Das Europaparlament schont Berlusconi. Ein Glück, genau besehen

Die Mehrheit des Europäischen Parlaments hat gestern mehrere Resolutionen verworfen, die auf mangelnde Medienfreiheiten in Italien aufmerksam machen wollten. Das war gut so.

Denn in den Anträgen ging es nur vordergründig um die skandalöse Machtballung, die Silvio Berlusconi sich in Rom erlaubt. Sozialisten, Grüne und Liberale wollten vielmehr die EU-Kommission dazu aufrufen, die Medienvielfalt in Europa zu regeln. Damit würde die  EU allerdings ihre Kompetenzen überschreiten. Denn Medienpolitik ist, gerade weil sie so wesentlich ist für das Funktionieren der Demokratie, nationale Angelegenheit. Das sollte auch so bleiben.

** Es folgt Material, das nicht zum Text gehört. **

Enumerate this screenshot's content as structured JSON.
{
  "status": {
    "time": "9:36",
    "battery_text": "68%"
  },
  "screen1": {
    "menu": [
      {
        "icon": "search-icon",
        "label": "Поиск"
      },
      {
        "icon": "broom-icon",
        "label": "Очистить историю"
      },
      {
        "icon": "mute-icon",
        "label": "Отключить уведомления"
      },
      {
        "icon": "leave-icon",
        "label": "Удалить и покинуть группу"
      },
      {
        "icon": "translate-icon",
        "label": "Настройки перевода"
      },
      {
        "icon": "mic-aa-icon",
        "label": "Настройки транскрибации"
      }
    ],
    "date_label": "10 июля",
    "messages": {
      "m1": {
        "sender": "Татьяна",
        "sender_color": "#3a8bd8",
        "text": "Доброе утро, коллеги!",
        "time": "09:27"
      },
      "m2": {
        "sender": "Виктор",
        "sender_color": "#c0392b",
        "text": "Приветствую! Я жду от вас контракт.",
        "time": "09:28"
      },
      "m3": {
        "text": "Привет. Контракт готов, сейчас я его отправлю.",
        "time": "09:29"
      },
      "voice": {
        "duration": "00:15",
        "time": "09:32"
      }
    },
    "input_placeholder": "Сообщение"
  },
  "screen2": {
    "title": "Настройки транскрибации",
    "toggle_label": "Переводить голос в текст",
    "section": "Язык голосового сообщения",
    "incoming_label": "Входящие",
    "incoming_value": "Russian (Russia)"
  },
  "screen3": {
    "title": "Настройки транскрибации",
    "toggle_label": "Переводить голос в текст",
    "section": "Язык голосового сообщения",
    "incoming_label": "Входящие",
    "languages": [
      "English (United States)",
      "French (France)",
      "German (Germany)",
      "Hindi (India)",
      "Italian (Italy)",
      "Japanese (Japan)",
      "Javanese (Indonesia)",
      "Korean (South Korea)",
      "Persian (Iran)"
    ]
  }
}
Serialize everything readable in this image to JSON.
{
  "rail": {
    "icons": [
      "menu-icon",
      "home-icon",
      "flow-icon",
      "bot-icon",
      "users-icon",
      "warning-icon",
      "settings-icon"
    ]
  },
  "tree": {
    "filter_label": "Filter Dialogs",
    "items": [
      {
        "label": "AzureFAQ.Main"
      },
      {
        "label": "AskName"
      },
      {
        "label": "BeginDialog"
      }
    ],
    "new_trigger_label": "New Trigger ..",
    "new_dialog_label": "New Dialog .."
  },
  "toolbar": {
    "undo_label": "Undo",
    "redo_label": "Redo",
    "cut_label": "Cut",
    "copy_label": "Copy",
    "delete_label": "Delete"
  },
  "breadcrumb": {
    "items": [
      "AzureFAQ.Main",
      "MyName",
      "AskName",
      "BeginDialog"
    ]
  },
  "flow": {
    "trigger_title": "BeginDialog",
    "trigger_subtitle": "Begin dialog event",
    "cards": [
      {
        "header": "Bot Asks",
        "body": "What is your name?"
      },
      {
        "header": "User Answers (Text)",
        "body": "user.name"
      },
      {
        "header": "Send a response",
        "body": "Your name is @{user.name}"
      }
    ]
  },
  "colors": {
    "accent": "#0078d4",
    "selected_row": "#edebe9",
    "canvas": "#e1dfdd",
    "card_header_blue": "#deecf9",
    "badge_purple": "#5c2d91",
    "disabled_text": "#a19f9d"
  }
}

Von allen vorgebrachten Vorschlägen scheiterte der Entwurf der Liberalen mit 338 Ja-, 338 Nein-Stimmen und 8 Enthaltungen am knappsten. Unter Verweis auf die „Risiken der Verletzung der Meinungs- und Informationsfreiheit in der EU, besonders in Italien“, hatten die Liberalen die EU-Kommission auffordern wollen, eine „Richtlinie“ zur Gewährung journalistischer Pluralität zu erarbeiten.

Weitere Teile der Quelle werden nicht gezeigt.